Will 2015 Be the End of the Line for Email?
Stop us if you’ve heard this one before: “This year will be the year the business world finally kicks email to the curb and embraces a newer, more secure alternative communication tool.” It’s one of the tech field’s favorite yearly prognostications and thus far email has continued to go strong. So, will 2015 finally be that year?
Don’t count on it, says one recent survey.
Just the opposite seems to be true. It looks as though email may be one of the things the internet-using workforce can least afford to lose. Email was named by internet-using workers as their most important tool, according to a study conducted by Pew Research. Roughly 61% of workers said email was “very important” to their ability to get things done. That percentage gave email a fairly comfortable lead over the rest of the field.
Coming in at number two was the internet itself. Just over half (54%) of workers said the internet was very important to their ability to do their jobs each day.
The rest of Pew’s list may come as a bit of a surprise, especially considering the mobile nature of today’s workforce. More workers said landlines were a very important part of their jobs then mobile phones or smartphones. And the numbers weren’t even all that close as landlines took home 35% of the vote, compared to just 24% for mobile or smartphones.
Unexpected as that last piece info may be, the key takeaway in all of this is likely email’s continued dominance of workplace communications.

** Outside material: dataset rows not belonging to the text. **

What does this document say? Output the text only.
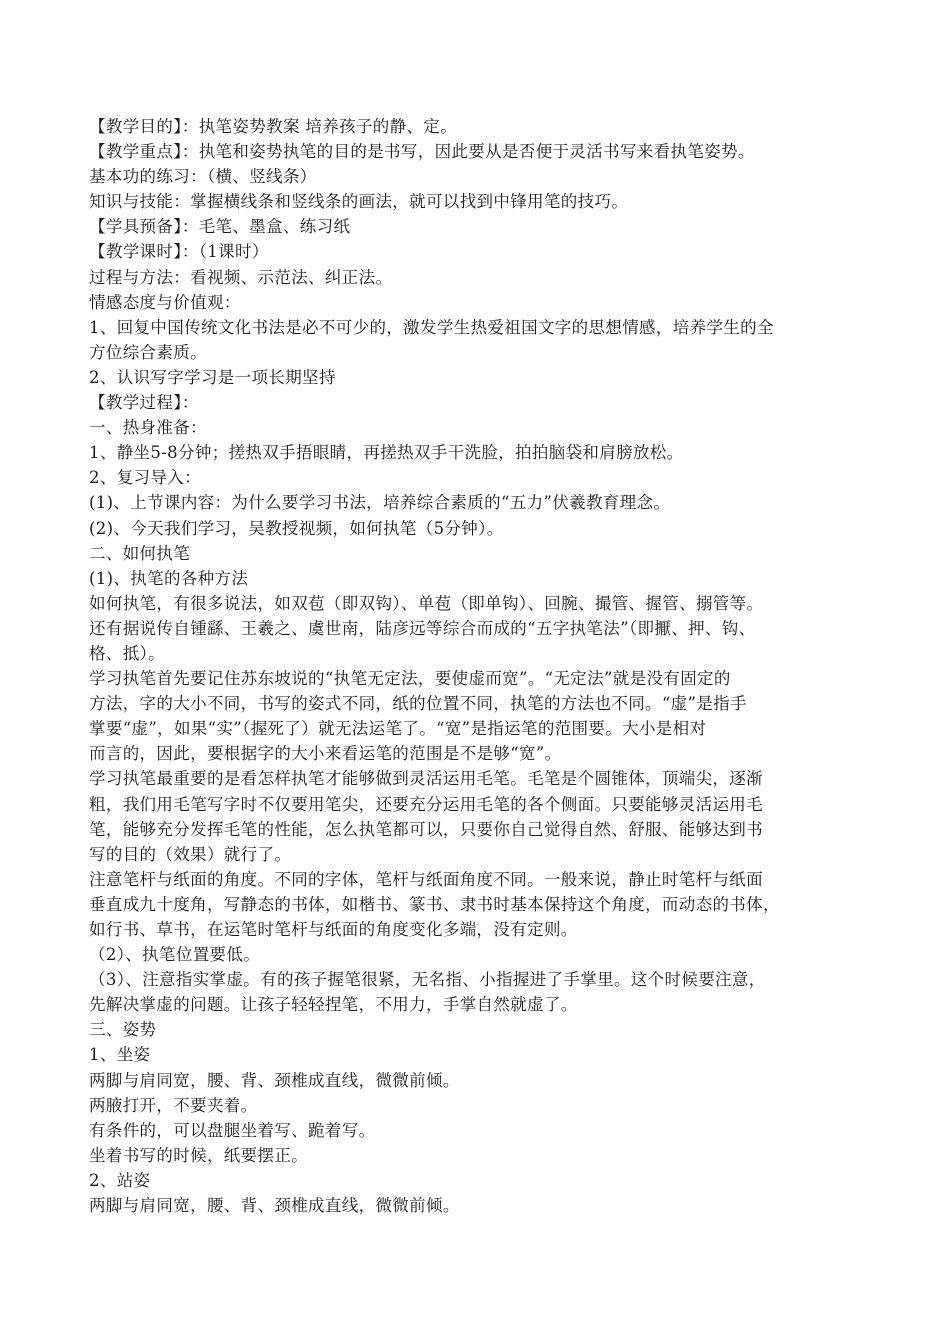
【教学目的】：执笔姿势教案 培养孩子的静、定。
【教学重点】：执笔和姿势执笔的目的是书写，因此要从是否便于灵活书写来看执笔姿势。
基本功的练习：（横、竖线条）
知识与技能：掌握横线条和竖线条的画法，就可以找到中锋用笔的技巧。
【学具预备】：毛笔、墨盒、练习纸
【教学课时】：（1课时）
过程与方法：看视频、示范法、纠正法。
情感态度与价值观：
1、回复中国传统文化书法是必不可少的，激发学生热爱祖国文字的思想情感，培养学生的全
方位综合素质。
2、认识写字学习是一项长期坚持
【教学过程】：
一、热身准备：
1、静坐5-8分钟；搓热双手捂眼睛，再搓热双手干洗脸，拍拍脑袋和肩膀放松。
2、复习导入：
(1)、上节课内容：为什么要学习书法，培养综合素质的“五力”伏羲教育理念。
(2)、今天我们学习，吴教授视频，如何执笔（5分钟）。
二、如何执笔
(1)、执笔的各种方法
如何执笔，有很多说法，如双苞（即双钩）、单苞（即单钩）、回腕、撮管、握管、搦管等。
还有据说传自锺繇、王羲之、虞世南，陆彦远等综合而成的“五字执笔法”（即擫、押、钩、
格、抵）。
学习执笔首先要记住苏东坡说的“执笔无定法，要使虚而宽”。“无定法”就是没有固定的
方法，字的大小不同，书写的姿式不同，纸的位置不同，执笔的方法也不同。“虚”是指手
掌要“虚”，如果“实”（握死了）就无法运笔了。“宽”是指运笔的范围要。大小是相对
而言的，因此，要根据字的大小来看运笔的范围是不是够“宽”。
学习执笔最重要的是看怎样执笔才能够做到灵活运用毛笔。毛笔是个圆锥体，顶端尖，逐渐
粗，我们用毛笔写字时不仅要用笔尖，还要充分运用毛笔的各个侧面。只要能够灵活运用毛
笔，能够充分发挥毛笔的性能，怎么执笔都可以，只要你自己觉得自然、舒服、能够达到书
写的目的（效果）就行了。
注意笔杆与纸面的角度。不同的字体，笔杆与纸面角度不同。一般来说，静止时笔杆与纸面
垂直成九十度角，写静态的书体，如楷书、篆书、隶书时基本保持这个角度，而动态的书体，
如行书、草书，在运笔时笔杆与纸面的角度变化多端，没有定则。
（2）、执笔位置要低。
（3）、注意指实掌虚。有的孩子握笔很紧，无名指、小指握进了手掌里。这个时候要注意，
先解决掌虚的问题。让孩子轻轻捏笔，不用力，手掌自然就虚了。
三、姿势
1、坐姿
两脚与肩同宽，腰、背、颈椎成直线，微微前倾。
两腋打开，不要夹着。
有条件的，可以盘腿坐着写、跪着写。
坐着书写的时候，纸要摆正。
2、站姿
两脚与肩同宽，腰、背、颈椎成直线，微微前倾。
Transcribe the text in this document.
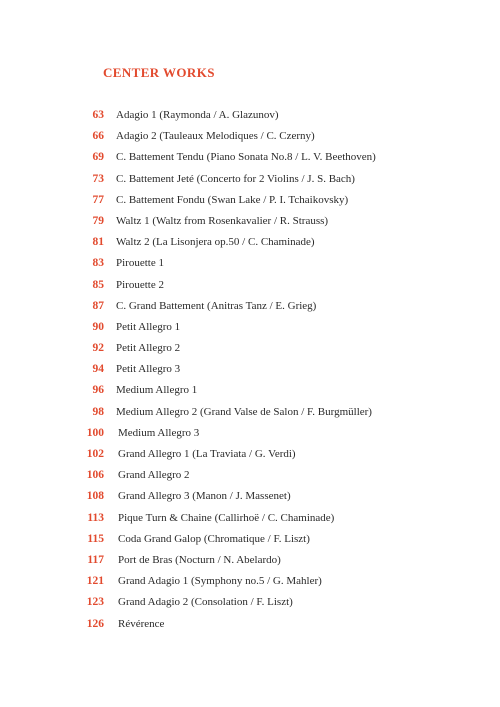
CENTER WORKS
63 Adagio 1 (Raymonda / A. Glazunov)
66 Adagio 2 (Tauleaux Melodiques / C. Czerny)
69 C. Battement Tendu (Piano Sonata No.8 / L. V. Beethoven)
73 C. Battement Jeté (Concerto for 2 Violins / J. S. Bach)
77 C. Battement Fondu (Swan Lake / P. I. Tchaikovsky)
79 Waltz 1 (Waltz from Rosenkavalier / R. Strauss)
81 Waltz 2 (La Lisonjera op.50 / C. Chaminade)
83 Pirouette 1
85 Pirouette 2
87 C. Grand Battement (Anitras Tanz / E. Grieg)
90 Petit Allegro 1
92 Petit Allegro 2
94 Petit Allegro 3
96 Medium Allegro 1
98 Medium Allegro 2 (Grand Valse de Salon / F. Burgmüller)
100 Medium Allegro 3
102 Grand Allegro 1 (La Traviata / G. Verdi)
106 Grand Allegro 2
108 Grand Allegro 3 (Manon / J. Massenet)
113 Pique Turn & Chaine (Callirhoë / C. Chaminade)
115 Coda Grand Galop (Chromatique / F. Liszt)
117 Port de Bras (Nocturn / N. Abelardo)
121 Grand Adagio 1 (Symphony no.5 / G. Mahler)
123 Grand Adagio 2 (Consolation / F. Liszt)
126 Révérence
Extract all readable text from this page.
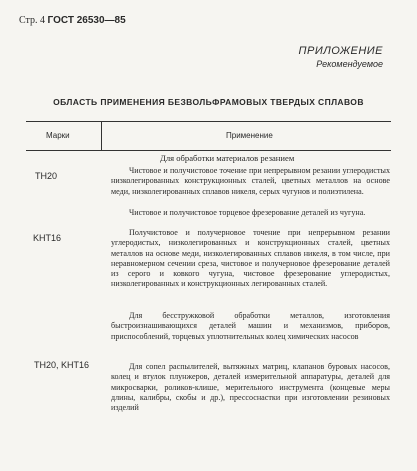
Стр. 4 ГОСТ 26530—85
ПРИЛОЖЕНИЕ
Рекомендуемое
ОБЛАСТЬ ПРИМЕНЕНИЯ БЕЗВОЛЬФРАМОВЫХ ТВЕРДЫХ СПЛАВОВ
Марки	Применение
Для обработки материалов резанием
TH20
KHT16
TH20, KHT16
Чистовое и получистовое точение при непрерывном резании углеродистых низколегированных конструкционных сталей, цветных металлов на основе меди, низколегированных сплавов никеля, серых чугунов и полиэтилена.
Чистовое и получистовое торцевое фрезерование деталей из чугуна.
Получистовое и получерновое точение при непрерывном резании углеродистых, низколегированных и конструкционных сталей, цветных металлов на основе меди, низколегированных сплавов никеля, в том числе, при неравномерном сечении среза, чистовое и получерновое фрезерование деталей из серого и ковкого чугуна, чистовое фрезерование углеродистых, низколегированных и конструкционных легированных сталей.
Для бесстружковой обработки металлов, изготовления быстроизнашивающихся деталей машин и механизмов, приборов, приспособлений, торцевых уплотнительных колец химических насосов
Для сопел распылителей, вытяжных матриц, клапанов буровых насосов, колец и втулок плунжеров, деталей измерительной аппаратуры, деталей для микросварки, роликов-клише, мерительного инструмента (концевые меры длины, калибры, скобы и др.), прессоснастки при изготовлении резиновых изделий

Considering the number of workers who stressed the important role email plays in their day-to-days, flat-out kicking it to the curb seems like a long shot at the moment. That doesn’t mean a change is out of the question, but that change probably won’t happen in 2015. Barring a massive, Earth-shaking about-face, of course.
We’re guessing the folks who were hacked, those who fell victim to phishing attempts or even just those who accidentally replied all in 2014 would be more than happy to see email ride off into the sunset. But since it probably won’t, it’s up to companies and their IT teams to provide a communications infrastructure that is secure and intuitive for their end users.
A wealth of alternatives
Arraya Solutions’ engineers have the communications and collaboration experience to help your company design and manage that infrastructure. For example, Arraya’s team recently deployed Jabber – a web presence, instant messaging (IM), voice, video, and conferencing application – for an industry-leading global laboratory management and automation software provider.
Prior to Jabber, the company’s internal communication was based on email as well as third party IM and chat services (think: GTalk, AOL, etc.). This wasn’t the most efficient strategy, however, as email didn’t always garner quick replies and the third party apps were limited in terms of what they could handle. To solve these issues, the company reached out to Arraya to help it find and deploy a real time and cost effective communications solution. That search led to Jabber.
Once Jabber was deployed, it cut down the company’s email traffic by almost 30% and now it’s being used as the go-to app for most of its internal communication. The company’s employees aren’t bound to legacy email and they can escalate an IM chat communication to an audio or video call using the softphone mode. This feature allows them to get more personal with their peers regardless of physical location.
Arraya has seen the same benefits from our own internal Jabber adoption.
“IM at Arraya has not only cut down on email traffic and backend storage requirements, but it’s helped our workforce be more productive and efficient,” said Dan Lifshutz, Arraya’s CEO and co-founder. “Things get done immediately as opposed to at a later point in time after an email thread is read or responded to. It’s also helped with innovation as feedback to new ideas can be provided on the spot.”
But it hasn’t strictly been Jabber that’s made a difference. Arraya also has experienced the benefits of a number of other social learning tools both internally and at our customer’s facilities. These are all geared towards making communication and collaboration easier.
“Social tools like SharePoint, Yammer, Lync, and Jabber have provided a familiar learning community for our entry-level employees up to our C-level executives,” noted David Bakker, Arraya’s CTO and co-founder. “This lets us more easily ask and answer questions in a workplace packed with varying perspectives and insights.”